James held the box up, letting the sunlight hit the gems. It was
a short, choker-style necklace of braided gold, set with yellow diamonds. He’d had it custom-made for Christiana. Maybe it was too much, but he’d had a vision of her, naked except for a jeweled collar, and he hadn’t been able to get it out of his head. He’d paid an exorbitant rush fee to have the necklace made in time, but his family’s preferred jeweler—a master craftsperson in Dubai—had managed it, even sourcing the ten half-carat yellow diamonds he’d wanted.
“I got her a functional collar, too,” James said. He’d thought about a steel collar, but then opted for something more supple and elegant—a natural-tone deerskin leather collar. The inside of the collar had his initials burned into the leather where they would press against her skin.
“You’re going to officially officially collar her?” Jun asked.
“Officially officially? You have such a way with words.”
“Just for that, I’m not getting you a refill.” Jun rose from the comfortable lounge chair and walked to the bar, empty glass in hand.

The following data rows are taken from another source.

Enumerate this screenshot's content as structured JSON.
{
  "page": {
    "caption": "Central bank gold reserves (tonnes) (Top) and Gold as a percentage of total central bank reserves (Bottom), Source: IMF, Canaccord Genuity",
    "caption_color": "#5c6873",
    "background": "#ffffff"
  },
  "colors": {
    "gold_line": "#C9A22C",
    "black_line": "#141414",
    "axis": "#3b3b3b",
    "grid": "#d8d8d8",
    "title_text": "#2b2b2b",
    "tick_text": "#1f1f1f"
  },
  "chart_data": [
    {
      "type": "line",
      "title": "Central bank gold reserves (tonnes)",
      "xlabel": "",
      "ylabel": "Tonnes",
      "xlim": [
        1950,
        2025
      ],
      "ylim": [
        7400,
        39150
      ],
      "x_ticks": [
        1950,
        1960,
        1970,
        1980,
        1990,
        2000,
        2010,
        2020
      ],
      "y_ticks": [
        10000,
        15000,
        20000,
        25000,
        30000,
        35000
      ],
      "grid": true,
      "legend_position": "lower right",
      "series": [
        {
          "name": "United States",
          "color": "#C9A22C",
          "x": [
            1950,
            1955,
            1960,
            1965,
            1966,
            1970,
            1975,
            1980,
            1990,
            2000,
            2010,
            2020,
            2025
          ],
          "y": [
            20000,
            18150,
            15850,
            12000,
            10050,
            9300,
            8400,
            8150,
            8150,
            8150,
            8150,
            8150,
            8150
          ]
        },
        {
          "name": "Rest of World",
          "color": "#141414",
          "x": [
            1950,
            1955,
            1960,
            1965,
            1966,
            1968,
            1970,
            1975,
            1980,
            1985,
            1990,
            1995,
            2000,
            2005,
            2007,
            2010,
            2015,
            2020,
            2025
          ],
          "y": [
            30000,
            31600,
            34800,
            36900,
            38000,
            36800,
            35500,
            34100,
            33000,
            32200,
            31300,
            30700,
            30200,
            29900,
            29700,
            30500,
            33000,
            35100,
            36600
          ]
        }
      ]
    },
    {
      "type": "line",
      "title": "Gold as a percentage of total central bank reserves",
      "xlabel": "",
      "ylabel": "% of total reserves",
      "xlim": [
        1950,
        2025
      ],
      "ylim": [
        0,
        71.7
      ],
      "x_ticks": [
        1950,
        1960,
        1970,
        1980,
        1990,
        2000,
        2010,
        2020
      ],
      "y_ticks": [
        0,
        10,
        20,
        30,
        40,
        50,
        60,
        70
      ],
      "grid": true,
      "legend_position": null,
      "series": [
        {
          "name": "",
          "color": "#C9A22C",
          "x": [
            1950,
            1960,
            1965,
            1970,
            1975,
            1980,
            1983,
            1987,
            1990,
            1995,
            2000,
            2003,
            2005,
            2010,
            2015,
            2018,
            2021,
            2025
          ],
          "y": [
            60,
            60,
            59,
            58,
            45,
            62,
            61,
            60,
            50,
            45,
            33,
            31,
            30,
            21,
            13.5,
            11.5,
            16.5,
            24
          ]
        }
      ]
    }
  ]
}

The Luxembourg event started tomorrow night, but rather than stay in a hotel, they were borrowing the estate home of one of Jun’s business colleagues. The four-bed, six-bath place was elegant in an old-world way, and perhaps a bit stiff and formal, but the library was everything a man could ask for—good books on the shelves, a delightful collection of music, and a well-stocked bar. Jun had eschewed the formal living room, and instead opted to spend their time in here.
James closed the jeweler’s box and set it on the small table beside his chair, then pushed up to follow Jun, since his friend wasn’t going play server.
James placed his nearly empty glass on the bar beside Jun’s, and despite his words Jun poured a finger of the strong, sweet port.
“I want to make sure you know what you’re doing,” Jun said, the tone of teasing gone from his voice.